For many, more complex designs have increasing allure. The Enchanted Lotus Band from De Beers perfectly illustrates a trend for more exuberant pieces. Its band of intricately woven brilliant diamonds – 301 in all – form lotus flowers set in white gold. More elaborate still is the Secret Kiss of the Roses Ring – the ultimate statement piece with a stunning ten-carat flawless rose-cut diamond set over a pink brilliant-cut diamond and surrounded by 428 brilliant-cut diamonds.
By choosing a less conventional – and in many ways more personal – engagement ring, women are also embracing designs that feel unique to them. Whether choosing to have their own bespoke ring made or selecting the more characteristic cluster ring, women are opting for designs that, while still timeless, are definitely more individual. The textural Talisman Ring dotted with rough-cut diamonds (once the exclusive privilege of kings and queens who wore them for good luck and prosperity) is another such unconventional piece meant to be treasured for a lifetime.
The Talisman Collection also illustrates how the rise of more idiosyncratic rings has brought with it a trend for different coloured diamonds too, such as the rough yellow diamonds on textured gold prominent in De Beers’ Talisman Band.

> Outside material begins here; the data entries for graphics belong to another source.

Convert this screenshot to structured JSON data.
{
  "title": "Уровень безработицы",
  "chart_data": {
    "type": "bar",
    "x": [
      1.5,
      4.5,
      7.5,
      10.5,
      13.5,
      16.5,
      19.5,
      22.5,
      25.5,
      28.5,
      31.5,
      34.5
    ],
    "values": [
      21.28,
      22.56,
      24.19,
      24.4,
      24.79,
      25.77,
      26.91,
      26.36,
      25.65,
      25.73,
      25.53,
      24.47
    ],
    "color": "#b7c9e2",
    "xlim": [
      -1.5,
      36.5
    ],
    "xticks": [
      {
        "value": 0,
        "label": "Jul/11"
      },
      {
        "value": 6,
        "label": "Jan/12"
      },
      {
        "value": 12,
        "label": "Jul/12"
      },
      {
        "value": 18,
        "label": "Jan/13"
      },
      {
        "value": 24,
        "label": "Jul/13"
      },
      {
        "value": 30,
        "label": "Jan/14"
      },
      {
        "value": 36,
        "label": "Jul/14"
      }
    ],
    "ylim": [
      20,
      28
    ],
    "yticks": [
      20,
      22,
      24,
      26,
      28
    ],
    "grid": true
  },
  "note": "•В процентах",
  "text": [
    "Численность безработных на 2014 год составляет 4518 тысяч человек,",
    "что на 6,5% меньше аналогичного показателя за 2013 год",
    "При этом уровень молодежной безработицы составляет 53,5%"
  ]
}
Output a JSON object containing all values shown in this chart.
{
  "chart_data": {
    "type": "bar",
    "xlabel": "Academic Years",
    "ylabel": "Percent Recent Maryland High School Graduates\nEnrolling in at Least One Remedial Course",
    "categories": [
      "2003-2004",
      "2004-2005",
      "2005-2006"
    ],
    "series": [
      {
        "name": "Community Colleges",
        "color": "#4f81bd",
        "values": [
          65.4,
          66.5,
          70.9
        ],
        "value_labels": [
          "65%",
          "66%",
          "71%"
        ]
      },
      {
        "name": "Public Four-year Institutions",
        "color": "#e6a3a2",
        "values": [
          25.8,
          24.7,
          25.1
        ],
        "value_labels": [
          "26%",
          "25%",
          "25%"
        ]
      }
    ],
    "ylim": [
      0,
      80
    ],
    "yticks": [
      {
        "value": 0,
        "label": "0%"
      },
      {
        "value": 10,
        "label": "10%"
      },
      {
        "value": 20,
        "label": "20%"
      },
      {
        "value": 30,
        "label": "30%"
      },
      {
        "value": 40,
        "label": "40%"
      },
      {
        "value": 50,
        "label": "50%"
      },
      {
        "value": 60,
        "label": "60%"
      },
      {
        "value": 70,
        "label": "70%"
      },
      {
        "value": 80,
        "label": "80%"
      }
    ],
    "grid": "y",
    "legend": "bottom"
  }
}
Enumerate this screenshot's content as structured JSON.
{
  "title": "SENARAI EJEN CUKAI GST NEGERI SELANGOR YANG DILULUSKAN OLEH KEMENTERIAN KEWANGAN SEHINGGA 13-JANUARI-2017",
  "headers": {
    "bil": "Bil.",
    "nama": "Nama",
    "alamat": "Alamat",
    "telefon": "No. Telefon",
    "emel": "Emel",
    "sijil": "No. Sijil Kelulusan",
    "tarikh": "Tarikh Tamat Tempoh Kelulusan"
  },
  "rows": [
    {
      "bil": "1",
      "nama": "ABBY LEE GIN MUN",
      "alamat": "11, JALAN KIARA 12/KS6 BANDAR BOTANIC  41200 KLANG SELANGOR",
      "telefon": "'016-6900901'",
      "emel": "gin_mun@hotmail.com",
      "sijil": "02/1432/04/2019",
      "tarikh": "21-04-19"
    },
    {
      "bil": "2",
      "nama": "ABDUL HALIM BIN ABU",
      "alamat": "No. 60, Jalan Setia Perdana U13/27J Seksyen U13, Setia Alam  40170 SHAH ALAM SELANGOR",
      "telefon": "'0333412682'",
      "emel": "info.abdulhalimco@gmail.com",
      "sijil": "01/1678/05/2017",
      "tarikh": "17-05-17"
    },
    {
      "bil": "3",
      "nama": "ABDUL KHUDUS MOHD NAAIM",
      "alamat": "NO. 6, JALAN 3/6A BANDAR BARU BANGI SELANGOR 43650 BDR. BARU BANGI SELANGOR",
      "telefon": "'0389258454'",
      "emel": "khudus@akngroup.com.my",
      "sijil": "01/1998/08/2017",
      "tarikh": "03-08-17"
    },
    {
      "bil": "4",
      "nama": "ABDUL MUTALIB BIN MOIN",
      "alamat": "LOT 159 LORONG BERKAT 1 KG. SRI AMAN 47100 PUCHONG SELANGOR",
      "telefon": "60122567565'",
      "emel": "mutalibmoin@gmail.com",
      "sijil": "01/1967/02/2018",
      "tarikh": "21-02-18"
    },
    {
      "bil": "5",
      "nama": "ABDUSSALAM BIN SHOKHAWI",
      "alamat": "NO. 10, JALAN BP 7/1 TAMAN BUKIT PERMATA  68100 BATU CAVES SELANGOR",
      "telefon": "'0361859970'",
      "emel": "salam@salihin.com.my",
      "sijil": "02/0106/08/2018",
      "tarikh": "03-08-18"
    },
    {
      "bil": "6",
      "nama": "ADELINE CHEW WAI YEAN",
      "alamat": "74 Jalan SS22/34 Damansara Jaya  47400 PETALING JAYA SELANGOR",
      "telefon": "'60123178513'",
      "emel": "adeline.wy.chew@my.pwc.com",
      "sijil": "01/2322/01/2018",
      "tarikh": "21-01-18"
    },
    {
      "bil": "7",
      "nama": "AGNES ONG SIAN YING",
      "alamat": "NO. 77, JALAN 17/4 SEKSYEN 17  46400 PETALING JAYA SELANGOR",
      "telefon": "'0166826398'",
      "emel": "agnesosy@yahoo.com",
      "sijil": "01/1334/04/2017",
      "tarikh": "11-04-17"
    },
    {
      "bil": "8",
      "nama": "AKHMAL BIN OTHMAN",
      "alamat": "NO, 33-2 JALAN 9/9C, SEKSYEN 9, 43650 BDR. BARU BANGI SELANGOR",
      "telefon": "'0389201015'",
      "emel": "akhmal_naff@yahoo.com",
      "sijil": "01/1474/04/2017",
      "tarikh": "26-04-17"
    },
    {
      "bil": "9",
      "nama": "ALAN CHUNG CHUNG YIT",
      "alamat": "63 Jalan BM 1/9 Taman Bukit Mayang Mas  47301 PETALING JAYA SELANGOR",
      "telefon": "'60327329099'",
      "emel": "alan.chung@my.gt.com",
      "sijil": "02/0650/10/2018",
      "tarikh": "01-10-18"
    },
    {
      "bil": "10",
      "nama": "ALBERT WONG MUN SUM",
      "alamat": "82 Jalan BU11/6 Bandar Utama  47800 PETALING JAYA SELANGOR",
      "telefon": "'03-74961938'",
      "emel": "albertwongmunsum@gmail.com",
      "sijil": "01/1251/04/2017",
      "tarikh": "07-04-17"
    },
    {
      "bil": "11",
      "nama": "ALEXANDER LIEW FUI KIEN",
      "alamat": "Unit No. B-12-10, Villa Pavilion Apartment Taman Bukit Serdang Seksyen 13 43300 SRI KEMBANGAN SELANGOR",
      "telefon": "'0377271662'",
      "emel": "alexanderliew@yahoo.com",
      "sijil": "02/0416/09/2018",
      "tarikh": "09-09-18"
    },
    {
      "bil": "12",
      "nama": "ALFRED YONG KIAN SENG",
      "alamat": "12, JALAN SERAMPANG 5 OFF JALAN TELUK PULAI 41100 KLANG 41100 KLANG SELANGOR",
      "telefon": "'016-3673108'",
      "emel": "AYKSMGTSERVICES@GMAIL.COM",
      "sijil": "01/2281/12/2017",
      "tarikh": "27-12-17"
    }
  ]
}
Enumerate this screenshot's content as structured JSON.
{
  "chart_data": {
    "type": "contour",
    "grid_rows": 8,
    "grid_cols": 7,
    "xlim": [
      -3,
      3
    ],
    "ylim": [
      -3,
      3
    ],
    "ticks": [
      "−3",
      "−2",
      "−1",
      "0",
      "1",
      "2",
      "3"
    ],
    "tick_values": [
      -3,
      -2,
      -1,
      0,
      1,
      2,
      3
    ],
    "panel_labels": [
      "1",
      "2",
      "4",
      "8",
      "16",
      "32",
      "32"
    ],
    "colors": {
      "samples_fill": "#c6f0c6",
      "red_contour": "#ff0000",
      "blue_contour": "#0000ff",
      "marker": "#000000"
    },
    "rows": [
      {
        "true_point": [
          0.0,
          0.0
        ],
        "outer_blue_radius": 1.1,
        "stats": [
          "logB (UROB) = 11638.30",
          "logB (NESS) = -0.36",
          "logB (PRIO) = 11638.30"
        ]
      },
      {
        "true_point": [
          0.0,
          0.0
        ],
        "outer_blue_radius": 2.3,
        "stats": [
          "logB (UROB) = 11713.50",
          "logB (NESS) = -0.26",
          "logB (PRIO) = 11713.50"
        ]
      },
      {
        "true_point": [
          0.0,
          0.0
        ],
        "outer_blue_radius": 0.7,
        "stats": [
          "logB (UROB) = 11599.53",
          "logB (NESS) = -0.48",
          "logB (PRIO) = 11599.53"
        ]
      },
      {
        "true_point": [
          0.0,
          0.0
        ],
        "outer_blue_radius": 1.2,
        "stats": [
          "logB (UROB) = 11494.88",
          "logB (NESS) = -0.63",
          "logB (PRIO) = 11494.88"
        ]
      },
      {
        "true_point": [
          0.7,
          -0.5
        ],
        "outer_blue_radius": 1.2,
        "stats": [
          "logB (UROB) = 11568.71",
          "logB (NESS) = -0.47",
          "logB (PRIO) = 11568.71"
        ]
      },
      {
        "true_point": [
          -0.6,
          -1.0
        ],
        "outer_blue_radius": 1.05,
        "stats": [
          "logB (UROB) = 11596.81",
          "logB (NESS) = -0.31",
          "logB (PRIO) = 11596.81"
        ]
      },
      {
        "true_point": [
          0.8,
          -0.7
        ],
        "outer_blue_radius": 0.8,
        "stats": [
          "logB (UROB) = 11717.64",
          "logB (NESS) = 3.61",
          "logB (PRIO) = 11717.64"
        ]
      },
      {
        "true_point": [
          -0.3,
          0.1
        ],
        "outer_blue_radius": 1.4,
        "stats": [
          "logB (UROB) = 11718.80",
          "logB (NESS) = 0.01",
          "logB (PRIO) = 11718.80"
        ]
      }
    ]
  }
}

Ultimately though, and despite today’s shifting roles and rules of engagement, most couples are still seduced by the symbolism and meaning intrinsic to precious, timeless pieces. Take the Atea Ring, which uses a circle – a primeval symbol of eternity – as its starting point. With a central design of dynamic swirls of micropavé diamonds, this ring celebrates the energy of nature but also reflects the dynamics of modern life. Or the exquisite Swan Pavé Band that transforms pairs of elegant swans into intricate hearts that form a delicate band of white gold. Relationships may have evolved, but the central themes of commitment and loyalty remain the same.